In the present case, before the trial court imposed the registration requirement, it permitted the defendant, [608]*608his family and friends to speak on the defendant’s behalf as to whatever facts and opinions they thought might bear on the trial court’s decision. The defendant also provided the testimony of his treating physician, who offered her expert opinion as to the propriety of ordering registration. Although the defendant challenges the credibility of his adopted daughter’s letter alleging previous acts of abuse that was offered by the state, he was permitted to present argument as to why those accusations should be discredited. See footnote 8 of this opinion. He does not claim that he was prevented from offering any evidence to the court that would have shown those allegations to be false. See United States v. Malcolm, 432 F.2d 809, 816 (2d Cir. 1970) (“[misinformation or misunderstanding that is materially untrue regarding a prior criminal record, or material false assumptions as to any facts relevant to sentencing, renders the entire sentencing procedure invalid as a violation of due process”). Nor does the defendant claim that he did not have notice of any information that the state presented to the court in order to rebut that information adequately.

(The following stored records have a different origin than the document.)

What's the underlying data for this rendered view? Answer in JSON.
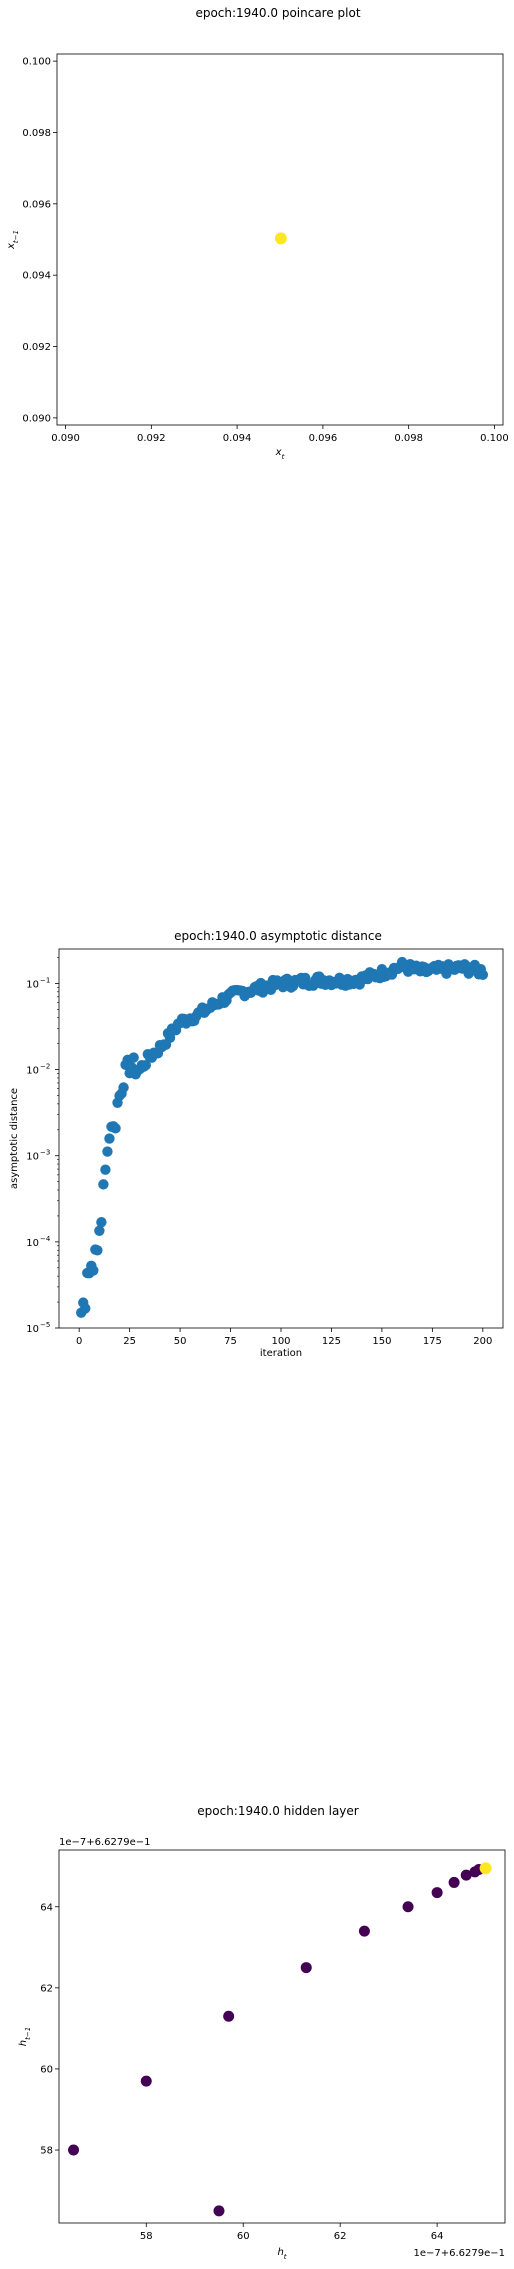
{
  "chart_data": [
    {
      "type": "scatter",
      "title": "epoch:1940.0 poincare plot",
      "xlabel": "x_t",
      "ylabel": "x_{t-1}",
      "xlim": [
        0.0898,
        0.1002
      ],
      "ylim": [
        0.0898,
        0.1002
      ],
      "xticks": [
        "0.090",
        "0.092",
        "0.094",
        "0.096",
        "0.098",
        "0.100"
      ],
      "yticks": [
        "0.090",
        "0.092",
        "0.094",
        "0.096",
        "0.098",
        "0.100"
      ],
      "xtick_values": [
        0.09,
        0.092,
        0.094,
        0.096,
        0.098,
        0.1
      ],
      "ytick_values": [
        0.09,
        0.092,
        0.094,
        0.096,
        0.098,
        0.1
      ],
      "points": [
        [
          0.09502,
          0.09503
        ]
      ],
      "point_color": "#fde725",
      "grid": false
    },
    {
      "type": "scatter",
      "title": "epoch:1940.0 asymptotic distance",
      "xlabel": "iteration",
      "ylabel": "asymptotic distance",
      "xlim": [
        -10,
        210
      ],
      "ylim_log10": [
        -5,
        -0.6
      ],
      "yscale": "log",
      "xticks": [
        "0",
        "25",
        "50",
        "75",
        "100",
        "125",
        "150",
        "175",
        "200"
      ],
      "xtick_values": [
        0,
        25,
        50,
        75,
        100,
        125,
        150,
        175,
        200
      ],
      "yticks": [
        "10",
        "10",
        "10",
        "10",
        "10"
      ],
      "ytick_exponents": [
        "−5",
        "−4",
        "−3",
        "−2",
        "−1"
      ],
      "ytick_values_log10": [
        -5,
        -4,
        -3,
        -2,
        -1
      ],
      "anchors_log10": [
        [
          1,
          -4.82
        ],
        [
          2,
          -4.72
        ],
        [
          3,
          -4.68
        ],
        [
          4,
          -4.3
        ],
        [
          5,
          -4.35
        ],
        [
          6,
          -4.28
        ],
        [
          8,
          -4.18
        ],
        [
          9,
          -4.12
        ],
        [
          10,
          -3.85
        ],
        [
          11,
          -3.72
        ],
        [
          12,
          -3.4
        ],
        [
          13,
          -3.2
        ],
        [
          14,
          -2.85
        ],
        [
          15,
          -2.8
        ],
        [
          16,
          -2.6
        ],
        [
          17,
          -2.7
        ],
        [
          18,
          -2.6
        ],
        [
          19,
          -2.4
        ],
        [
          20,
          -2.3
        ],
        [
          22,
          -2.1
        ],
        [
          25,
          -1.95
        ],
        [
          30,
          -2.0
        ],
        [
          35,
          -1.85
        ],
        [
          40,
          -1.75
        ],
        [
          45,
          -1.6
        ],
        [
          50,
          -1.45
        ],
        [
          60,
          -1.35
        ],
        [
          70,
          -1.2
        ],
        [
          80,
          -1.1
        ],
        [
          90,
          -1.05
        ],
        [
          100,
          -1.0
        ],
        [
          110,
          -0.98
        ],
        [
          120,
          -0.96
        ],
        [
          130,
          -0.97
        ],
        [
          140,
          -0.95
        ],
        [
          150,
          -0.88
        ],
        [
          160,
          -0.8
        ],
        [
          170,
          -0.86
        ],
        [
          180,
          -0.84
        ],
        [
          190,
          -0.82
        ],
        [
          200,
          -0.86
        ]
      ],
      "point_color": "#1f77b4",
      "grid": false
    },
    {
      "type": "scatter",
      "title": "epoch:1940.0 hidden layer",
      "xlabel": "h_t",
      "ylabel": "h_{t-1}",
      "offset_label": "1e−7+6.6279e−1",
      "xlim": [
        56.2,
        65.4
      ],
      "ylim": [
        56.2,
        65.4
      ],
      "xticks": [
        "58",
        "60",
        "62",
        "64"
      ],
      "xtick_values": [
        58,
        60,
        62,
        64
      ],
      "yticks": [
        "58",
        "60",
        "62",
        "64"
      ],
      "ytick_values": [
        58,
        60,
        62,
        64
      ],
      "points": [
        [
          56.5,
          58.0
        ],
        [
          58.0,
          59.7
        ],
        [
          59.7,
          61.3
        ],
        [
          61.3,
          62.5
        ],
        [
          62.5,
          63.4
        ],
        [
          63.4,
          64.0
        ],
        [
          64.0,
          64.35
        ],
        [
          64.35,
          64.6
        ],
        [
          64.6,
          64.78
        ],
        [
          64.78,
          64.86
        ],
        [
          64.86,
          64.92
        ],
        [
          59.5,
          56.5
        ]
      ],
      "last_point": [
        65.0,
        64.95
      ],
      "point_color": "#440154",
      "last_point_color": "#fde725",
      "grid": false
    }
  ]
}
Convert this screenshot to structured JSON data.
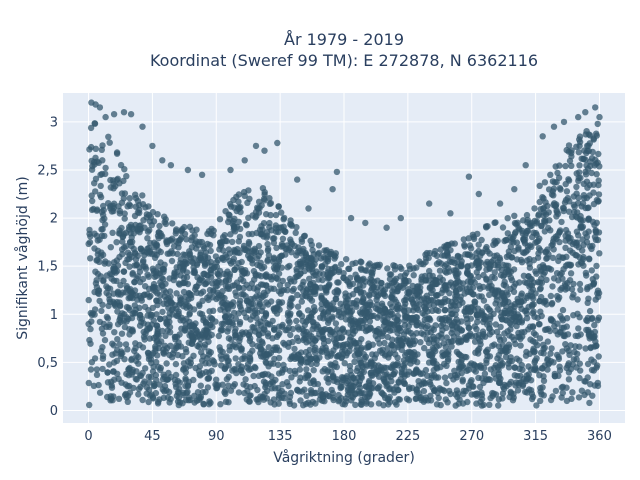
{
  "chart_data": {
    "type": "scatter",
    "title": "År 1979 - 2019",
    "subtitle": "Koordinat (Sweref 99 TM): E 272878, N 6362116",
    "xlabel": "Vågriktning (grader)",
    "ylabel": "Signifikant våghöjd (m)",
    "xlim": [
      -18,
      378
    ],
    "ylim": [
      -0.13,
      3.3
    ],
    "x_ticks": [
      0,
      45,
      90,
      135,
      180,
      225,
      270,
      315,
      360
    ],
    "x_tick_labels": [
      "0",
      "45",
      "90",
      "135",
      "180",
      "225",
      "270",
      "315",
      "360"
    ],
    "y_ticks": [
      0,
      0.5,
      1,
      1.5,
      2,
      2.5,
      3
    ],
    "y_tick_labels": [
      "0",
      "0,5",
      "1",
      "1,5",
      "2",
      "2,5",
      "3"
    ],
    "grid": true,
    "legend": "none",
    "series": [
      {
        "color": "#34586e",
        "envelope": {
          "x": [
            0,
            10,
            20,
            30,
            45,
            60,
            75,
            90,
            105,
            120,
            135,
            150,
            165,
            180,
            195,
            210,
            225,
            240,
            255,
            270,
            285,
            300,
            315,
            330,
            345,
            360
          ],
          "ymin": [
            0.05,
            0.05,
            0.05,
            0.05,
            0.05,
            0.05,
            0.05,
            0.05,
            0.05,
            0.05,
            0.05,
            0.05,
            0.05,
            0.05,
            0.05,
            0.05,
            0.05,
            0.05,
            0.05,
            0.05,
            0.05,
            0.05,
            0.05,
            0.05,
            0.05,
            0.05
          ],
          "ymax": [
            3.1,
            2.95,
            2.7,
            2.4,
            2.1,
            1.95,
            1.9,
            1.95,
            2.25,
            2.35,
            2.15,
            1.85,
            1.7,
            1.6,
            1.55,
            1.5,
            1.55,
            1.65,
            1.75,
            1.85,
            1.95,
            2.05,
            2.3,
            2.6,
            2.9,
            3.0
          ]
        },
        "outliers": [
          {
            "x": 2,
            "y": 3.2
          },
          {
            "x": 5,
            "y": 3.18
          },
          {
            "x": 8,
            "y": 3.15
          },
          {
            "x": 12,
            "y": 3.05
          },
          {
            "x": 18,
            "y": 3.08
          },
          {
            "x": 25,
            "y": 3.1
          },
          {
            "x": 30,
            "y": 3.08
          },
          {
            "x": 38,
            "y": 2.95
          },
          {
            "x": 45,
            "y": 2.75
          },
          {
            "x": 52,
            "y": 2.6
          },
          {
            "x": 58,
            "y": 2.55
          },
          {
            "x": 70,
            "y": 2.5
          },
          {
            "x": 80,
            "y": 2.45
          },
          {
            "x": 100,
            "y": 2.5
          },
          {
            "x": 110,
            "y": 2.6
          },
          {
            "x": 118,
            "y": 2.75
          },
          {
            "x": 124,
            "y": 2.7
          },
          {
            "x": 133,
            "y": 2.78
          },
          {
            "x": 147,
            "y": 2.4
          },
          {
            "x": 155,
            "y": 2.1
          },
          {
            "x": 175,
            "y": 2.48
          },
          {
            "x": 172,
            "y": 2.3
          },
          {
            "x": 185,
            "y": 2.0
          },
          {
            "x": 195,
            "y": 1.95
          },
          {
            "x": 210,
            "y": 1.9
          },
          {
            "x": 220,
            "y": 2.0
          },
          {
            "x": 240,
            "y": 2.15
          },
          {
            "x": 255,
            "y": 2.05
          },
          {
            "x": 268,
            "y": 2.43
          },
          {
            "x": 275,
            "y": 2.25
          },
          {
            "x": 290,
            "y": 2.15
          },
          {
            "x": 300,
            "y": 2.3
          },
          {
            "x": 308,
            "y": 2.55
          },
          {
            "x": 320,
            "y": 2.85
          },
          {
            "x": 328,
            "y": 2.95
          },
          {
            "x": 335,
            "y": 3.0
          },
          {
            "x": 345,
            "y": 3.05
          },
          {
            "x": 350,
            "y": 3.1
          },
          {
            "x": 357,
            "y": 3.15
          },
          {
            "x": 360,
            "y": 3.05
          }
        ]
      }
    ]
  }
}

“Consistent with due process the trial court may consider responsible unsworn or out-of-court information relative to the circumstances of the crime and to the convicted person’s life and circumstance. Williams v. Oklahoma, 358 U.S. 576, 584, 79 S. Ct. 421, 3 L. Ed. 2d 516 (1959).” State v. Bletsch, supra, 281 Conn. 20. This court has concluded that a trial court properly may rely on facts alleged by a victim in an unsworn statement in an arrest warrant to determine whether the defendant posed a risk to public safety, as long as that statement contained a minimum indicia of reliability. Id.; see also Williams v. New York, supra, 337 U.S. 246 (noting that, dating from time before American colonies became one nation, “[o]ut-of-court affidavits have been used frequently” in sentencing proceedings). Indeed, our rules [609]*609of practice specifically provide for the provision of a presentence investigation report. See Practice Book §§ 43-3 through 43-9.
The defendant does not contend that the letter at issue in the present case failed to meet this modest threshold. Rather, he appears to suggest that the failure to permit him to confront and cross-examine persons providing statements to the court renders contested evidence unreliable per se. We disagree. As we explained in part I of this opinion, “[generally, due process does not require that information considered by the trial judge prior to sentencing meet the same high procedural standard as evidence introduced at trial. . . . Consistent with due process the trial court may consider responsible unsworn or out-of-court information relative to the circumstances of the crime and to the convicted person’s life and circumstance. ... It is a fundamental sentencing principle that a sentencing judge may appropriately conduct an inquiry broad in scope, and largely unlimited either as to the kind of information he may consider or the source from which it may come. ... As a matter of due process, information may be considered as a basis for a sentence only if it has some minimal indicium of reliability. . . . As long as the sentencing judge has a reasonable, persuasive basis for relying on the information which he uses to fashion his ultimate sentence, an appellate court should not interfere with his discretion.” (Citations omitted; internal quotation marks omitted.) State v. Huey, 199 Conn. 121, 127, 505 A.2d 1242 (1986). In light of the defendant’s claim and the procedure afforded, his due process claim fails.14
[610]*610The judgment is affirmed.
In this opinion NORCOTT, PALMER and VERTE-FEUILLE, Js., concurred.